Neue Wiener Theaterkritik sprach in einem Online-Interview mit Regisseurin Kathrin Herm und Schauspielerin Anne Wiederhold über das Werk, gesellschaftspolitische Themen und den Wert der Erinnerung.
Wie geht es euch in der aktuellen Lage damit, dass ihr die Premiere auf Mai verschieben musstet? Wie sehr ist das Stück noch präsent?
Kathrin Herm: Wir haben bis kurz vor dem zweiten Lockdown geprobt, deshalb ist das Stück immer noch sehr präsent. Es ist eine spezielle Situation, die wir noch nie erlebt haben, eine Woche vor der Premiere das Stück archivieren zu müssen. Aber wir haben einen guten Zeitpunkt gewählt, um zu pausieren. Insofern bin ich optimistisch, dass bei der Wiederaufnahme des Probenprozesses alles gut funktioniert. Kleine Vorteile hat es auch, wir haben jetzt Zeit bessere Lösungen zu finden, allein technisch, denn das Projekt ist als Stationentheater logistisch sehr aufwändig.
Anne Wiederhold: Unser Mantra war „Wir sind optimistisch!“, weil positiv betrachtet könnte es sein, dass wir es im nächsten Jahr unter ganz normalen Bedingungen spielen können. Für alle war es ein abruptes Abbremsen. Es war ein ambivalentes Gefühl, sich dem Endprobenprozess ohne Resultat auszusetzen.
Kathrin Herm: Eine Woche nach der Ankündigung der Schließung der Theater war am 2.11. der Anschlag in Wien, mit dem wir viel emotional zu verhandeln hatten. Uns wurde noch einmal klar, wie wichtig, politisch und gesellschaftlich wertvoll dieses Thema und dieses Projekt hier in Wien sind. So kam neben der Verunsicherung auch ein neuer Kampfgeist auf.
Anne Wiederhold: Unser letzter Probentag war am 9. 11., dem Jahrestag der Novemberpogrome 1938. Ich war unendlich dankbar dafür, da ich diesen Tag noch nie so sinnvoll begehen konnte.
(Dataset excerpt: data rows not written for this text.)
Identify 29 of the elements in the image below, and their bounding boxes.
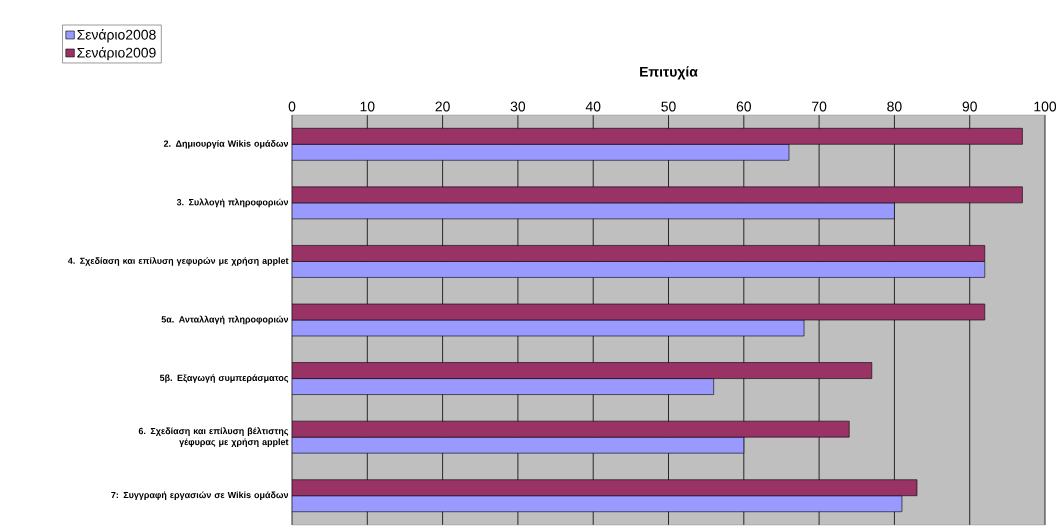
bar: [292, 261, 986, 278]
y-tick-label: 6. Σχεδίαση και επίλυση βέλτιστης γέφυρας με χρήση applet: [138, 427, 289, 447]
x-tick-label: 20: [435, 101, 450, 112]
bar: [292, 127, 1023, 145]
x-tick-label: 50: [661, 101, 676, 112]
y-tick-label: 5β. Εξαγωγή συμπεράσματος: [159, 374, 289, 383]
chart-title: Επιτυχία: [640, 66, 698, 80]
bar: [292, 245, 986, 262]
x-tick-label: 90: [962, 101, 977, 112]
bar: [292, 143, 790, 161]
bar: [292, 495, 903, 513]
legend-label: Σενάριο2009: [77, 46, 156, 61]
bar: [292, 479, 918, 497]
y-tick-label: 7: Συγγραφή εργασιών σε Wikis ομάδων: [111, 491, 289, 500]
x-tick-label: 0: [288, 101, 296, 112]
y-tick-label: 4. Σχεδίαση και επίλυση γεφυρών με χρήση applet: [67, 257, 289, 266]
x-tick-label: 30: [510, 101, 526, 112]
x-tick-label: 70: [812, 101, 827, 112]
bar: [292, 378, 714, 395]
x-tick-label: 80: [887, 101, 902, 112]
x-tick-label: 60: [736, 101, 752, 112]
legend-label: Σενάριο2008: [77, 28, 156, 43]
y-tick-label: 5α. Ανταλλαγή πληροφοριών: [161, 315, 289, 325]
bar: [292, 362, 873, 379]
y-tick-label: 3. Συλλογή πληροφοριών: [176, 198, 289, 208]
x-tick-label: 40: [585, 101, 601, 112]
x-tick-label: 100: [1034, 101, 1056, 112]
y-tick-label: 2. Δημιουργία Wikis ομάδων: [163, 140, 289, 149]
x-tick-label: 10: [360, 101, 375, 112]
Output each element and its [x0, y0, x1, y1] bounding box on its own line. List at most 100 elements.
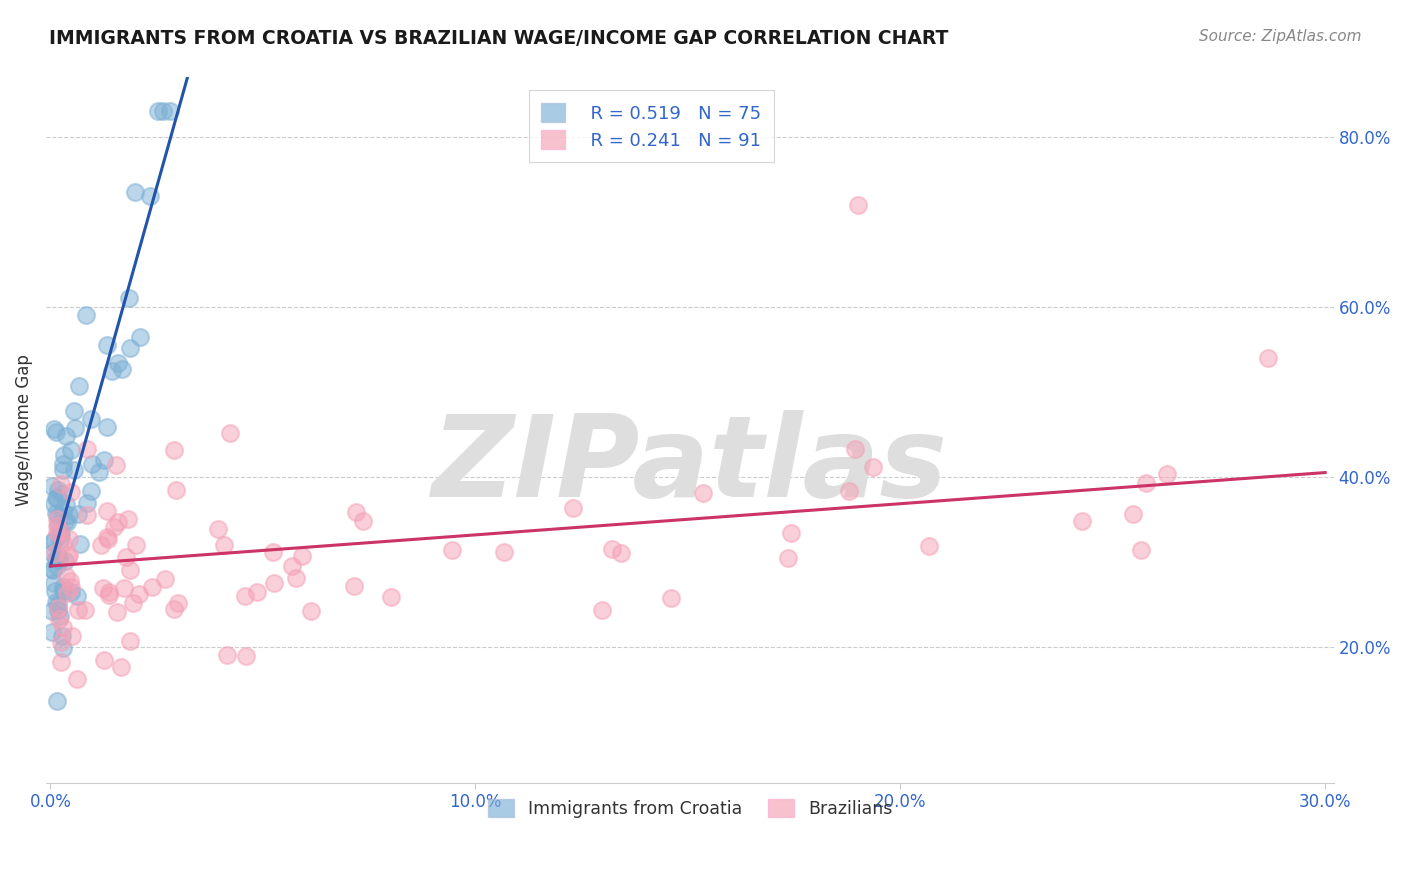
Point	[105, 605, 128, 619]
Point	[138, 189, 160, 203]
Point	[48, 612, 70, 626]
Point	[218, 426, 240, 441]
Point	[56, 585, 79, 599]
Point	[120, 564, 142, 578]
Point	[344, 505, 367, 519]
Point	[76, 496, 98, 510]
Point	[45, 506, 67, 520]
Point	[101, 364, 124, 378]
Point	[52, 536, 75, 550]
Point	[107, 515, 129, 529]
Point	[45, 595, 67, 609]
Point	[163, 442, 186, 457]
Point	[52, 620, 75, 634]
Point	[846, 198, 869, 212]
Point	[55, 497, 77, 511]
Point	[91, 581, 114, 595]
Point	[778, 551, 800, 566]
Point	[42, 575, 65, 590]
Text: ZIPatlas: ZIPatlas	[432, 409, 948, 521]
Point	[42, 422, 65, 436]
Point	[49, 524, 72, 539]
Point	[380, 590, 402, 604]
Y-axis label: Wage/Income Gap: Wage/Income Gap	[15, 354, 32, 506]
Point	[114, 549, 136, 564]
Point	[45, 559, 67, 574]
Point	[233, 589, 256, 603]
Point	[212, 538, 235, 552]
Point	[207, 522, 229, 536]
Point	[343, 579, 366, 593]
Point	[45, 491, 67, 505]
Point	[76, 508, 98, 522]
Point	[41, 479, 63, 493]
Point	[1156, 467, 1178, 482]
Point	[112, 581, 135, 595]
Point	[46, 517, 69, 532]
Point	[166, 596, 188, 610]
Point	[118, 291, 141, 305]
Point	[96, 529, 118, 543]
Point	[52, 505, 75, 519]
Point	[165, 483, 187, 498]
Point	[90, 537, 112, 551]
Point	[48, 549, 70, 563]
Point	[51, 476, 73, 491]
Point	[299, 603, 322, 617]
Point	[65, 421, 87, 435]
Point	[592, 602, 614, 616]
Point	[246, 584, 269, 599]
Point	[41, 625, 63, 640]
Point	[494, 545, 516, 559]
Point	[59, 485, 82, 500]
Point	[844, 442, 866, 456]
Point	[602, 541, 624, 556]
Point	[284, 571, 307, 585]
Point	[87, 465, 110, 479]
Point	[67, 603, 90, 617]
Point	[51, 486, 73, 500]
Point	[235, 649, 257, 664]
Text: IMMIGRANTS FROM CROATIA VS BRAZILIAN WAGE/INCOME GAP CORRELATION CHART: IMMIGRANTS FROM CROATIA VS BRAZILIAN WAG…	[49, 29, 949, 47]
Point	[440, 543, 463, 558]
Point	[66, 589, 89, 603]
Point	[96, 532, 118, 546]
Point	[280, 559, 302, 574]
Point	[1135, 475, 1157, 490]
Point	[58, 549, 80, 564]
Text: Source: ZipAtlas.com: Source: ZipAtlas.com	[1198, 29, 1361, 44]
Point	[111, 361, 134, 376]
Point	[263, 575, 285, 590]
Point	[41, 604, 63, 618]
Point	[1257, 351, 1279, 366]
Point	[56, 515, 79, 529]
Point	[58, 532, 80, 546]
Point	[561, 501, 583, 516]
Point	[46, 600, 69, 615]
Point	[96, 419, 118, 434]
Point	[59, 585, 82, 599]
Point	[44, 546, 66, 560]
Point	[44, 584, 66, 599]
Point	[46, 508, 69, 523]
Point	[117, 512, 139, 526]
Point	[69, 537, 91, 551]
Point	[63, 463, 86, 477]
Point	[44, 497, 66, 511]
Point	[80, 483, 103, 498]
Point	[46, 603, 69, 617]
Point	[93, 453, 115, 467]
Point	[110, 660, 132, 674]
Point	[141, 580, 163, 594]
Point	[838, 484, 860, 499]
Point	[215, 648, 238, 663]
Point	[96, 503, 118, 517]
Point	[122, 596, 145, 610]
Point	[52, 640, 75, 655]
Point	[73, 603, 96, 617]
Legend: Immigrants from Croatia, Brazilians: Immigrants from Croatia, Brazilians	[481, 792, 898, 825]
Point	[107, 356, 129, 370]
Point	[148, 104, 170, 119]
Point	[67, 507, 90, 521]
Point	[49, 526, 72, 541]
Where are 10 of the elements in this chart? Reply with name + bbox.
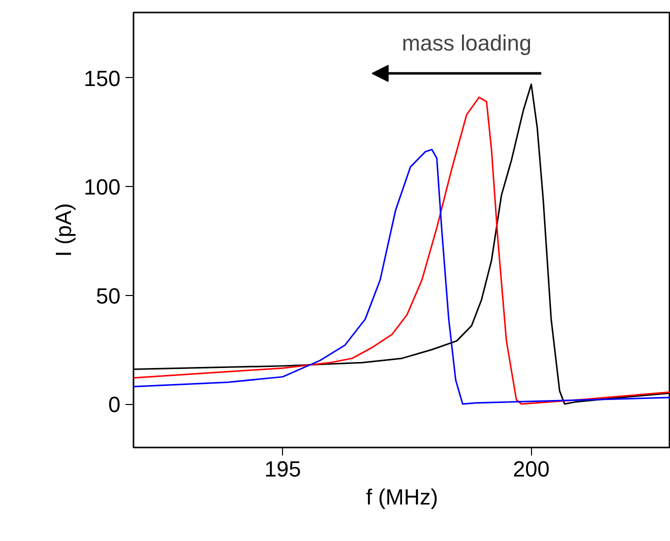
y-tick-label: 100 bbox=[84, 174, 121, 200]
y-axis-title: I (pA) bbox=[50, 203, 76, 257]
y-tick-label: 150 bbox=[84, 66, 121, 91]
line-series bbox=[134, 148, 670, 405]
x-tick-label: 200 bbox=[512, 456, 550, 482]
y-tick-label: 50 bbox=[96, 283, 121, 308]
x-axis-title: f (MHz) bbox=[366, 484, 438, 510]
y-tick-label: 0 bbox=[108, 392, 121, 417]
annotation: mass loading bbox=[402, 30, 532, 56]
x-tick-label: 195 bbox=[264, 456, 302, 482]
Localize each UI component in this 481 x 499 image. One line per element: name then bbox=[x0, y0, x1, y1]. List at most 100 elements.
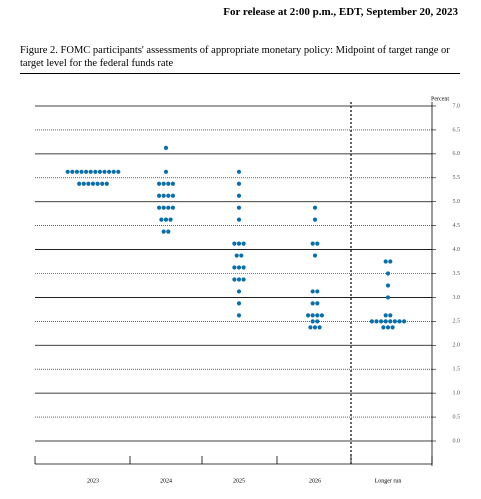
dot bbox=[74, 169, 79, 174]
dot bbox=[88, 169, 93, 174]
dot bbox=[369, 319, 374, 324]
dot bbox=[392, 319, 397, 324]
dot bbox=[77, 181, 82, 186]
y-tick-label: 6.5 bbox=[453, 127, 461, 133]
dot bbox=[166, 229, 171, 234]
dot bbox=[90, 181, 96, 186]
dot bbox=[236, 313, 242, 318]
dot bbox=[310, 313, 315, 318]
dot bbox=[383, 259, 388, 264]
dot bbox=[232, 241, 237, 246]
y-tick-label: 0.0 bbox=[453, 438, 461, 444]
dot bbox=[241, 265, 246, 270]
x-tick-label: 2023 bbox=[87, 478, 99, 484]
dot bbox=[315, 319, 320, 324]
dot bbox=[306, 313, 311, 318]
dot bbox=[319, 313, 324, 318]
dot bbox=[166, 193, 171, 198]
dot bbox=[157, 181, 162, 186]
dot bbox=[236, 205, 242, 210]
dot bbox=[100, 181, 105, 186]
y-tick-label: 2.5 bbox=[453, 319, 461, 325]
dot bbox=[397, 319, 402, 324]
dot bbox=[234, 253, 239, 258]
dot bbox=[381, 325, 386, 330]
dot bbox=[385, 271, 391, 276]
dot bbox=[236, 193, 242, 198]
dot bbox=[236, 217, 242, 222]
y-axis-label: Percent bbox=[431, 96, 449, 102]
y-tick-label: 1.5 bbox=[453, 367, 461, 373]
dot bbox=[385, 295, 391, 300]
y-tick-label: 1.0 bbox=[453, 391, 461, 397]
dot bbox=[170, 205, 175, 210]
dot bbox=[312, 205, 318, 210]
dot bbox=[161, 205, 166, 210]
dot bbox=[166, 181, 171, 186]
dot bbox=[102, 169, 107, 174]
dot bbox=[310, 301, 315, 306]
dot bbox=[232, 265, 237, 270]
dot bbox=[383, 319, 388, 324]
dot bbox=[312, 325, 318, 330]
dot bbox=[170, 193, 175, 198]
y-tick-label: 5.5 bbox=[453, 175, 461, 181]
dot bbox=[312, 217, 318, 222]
dot bbox=[315, 301, 320, 306]
dot bbox=[170, 181, 175, 186]
dot bbox=[161, 193, 166, 198]
dot bbox=[97, 169, 102, 174]
y-tick-label: 4.5 bbox=[453, 223, 461, 229]
dot bbox=[383, 313, 388, 318]
y-tick-label: 0.5 bbox=[453, 414, 461, 420]
dot bbox=[385, 325, 391, 330]
dot bbox=[161, 229, 166, 234]
dot bbox=[315, 313, 320, 318]
dot bbox=[111, 169, 116, 174]
dot bbox=[236, 169, 242, 174]
dot bbox=[104, 181, 109, 186]
dot bbox=[315, 241, 320, 246]
dot bbox=[107, 169, 112, 174]
dot bbox=[65, 169, 70, 174]
y-tick-label: 5.0 bbox=[453, 199, 461, 205]
dot bbox=[236, 289, 242, 294]
dot bbox=[163, 217, 169, 222]
dot bbox=[236, 181, 242, 186]
y-tick-label: 3.0 bbox=[453, 295, 461, 301]
release-header: For release at 2:00 p.m., EDT, September… bbox=[223, 6, 458, 18]
dot bbox=[116, 169, 121, 174]
dot bbox=[315, 289, 320, 294]
dot bbox=[317, 325, 322, 330]
x-tick-label: 2024 bbox=[160, 478, 172, 484]
dot bbox=[163, 169, 169, 174]
dot bbox=[236, 265, 242, 270]
dot bbox=[86, 181, 91, 186]
dot bbox=[81, 181, 86, 186]
dot bbox=[93, 169, 98, 174]
dot bbox=[168, 217, 173, 222]
dot bbox=[388, 319, 393, 324]
dot bbox=[390, 325, 395, 330]
y-tick-label: 6.0 bbox=[453, 151, 461, 157]
dot bbox=[79, 169, 84, 174]
y-tick-label: 7.0 bbox=[453, 103, 461, 109]
dot bbox=[241, 277, 246, 282]
dot bbox=[163, 145, 169, 150]
dot bbox=[236, 301, 242, 306]
dot bbox=[232, 277, 237, 282]
dot bbox=[95, 181, 100, 186]
x-tick-label: Longer run bbox=[375, 478, 402, 484]
dot bbox=[385, 283, 391, 288]
dot bbox=[310, 319, 315, 324]
dot bbox=[388, 313, 393, 318]
dot bbox=[310, 241, 315, 246]
dot bbox=[236, 241, 242, 246]
dot bbox=[161, 181, 166, 186]
dot bbox=[402, 319, 407, 324]
dot bbox=[157, 193, 162, 198]
y-tick-label: 2.0 bbox=[453, 343, 461, 349]
dot bbox=[241, 241, 246, 246]
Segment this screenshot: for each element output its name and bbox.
Was hat der Anschlag für eure Arbeit bedeutet?
Kathrin Herm: Mich hat der Anschlag in der Auseinandersetzung mit unseren Stückthemen bestärkt und Bedeutung geschaffen, aber Verunsicherung war natürlich auch dabei, wie für alle Menschen, die in Wien waren. Die Dimension, politische und öffentliche Projekte zu machen wird noch bewusster. Das wurde ganz besonders an den Originalspielorten spürbar, im Vergleich zu den geschützten Theater- und Proberäumen. Wenn man im öffentlichen Raum sagt „Da durfte ich als Jüdin nicht hinein.“ drehen sich die Leute um und fragen, was hier erzählt und verhandelt wird. Der zweite Bezirk, der 9. 11. und der Anschlag machten diese Erfahrung noch einmal intensiver,
Anne Wiederhold: Am Mittwoch nach dem Anschlag war klar, dass wir weiter proben dürfen. Und da wurde es mir auch bewusst, dass das Stück jetzt eben noch wichtiger ist. Denn das, was wir erzählen, sind genau all die gesellschaftlichen Themen, die momentan wichtig sind, gerade in Wien.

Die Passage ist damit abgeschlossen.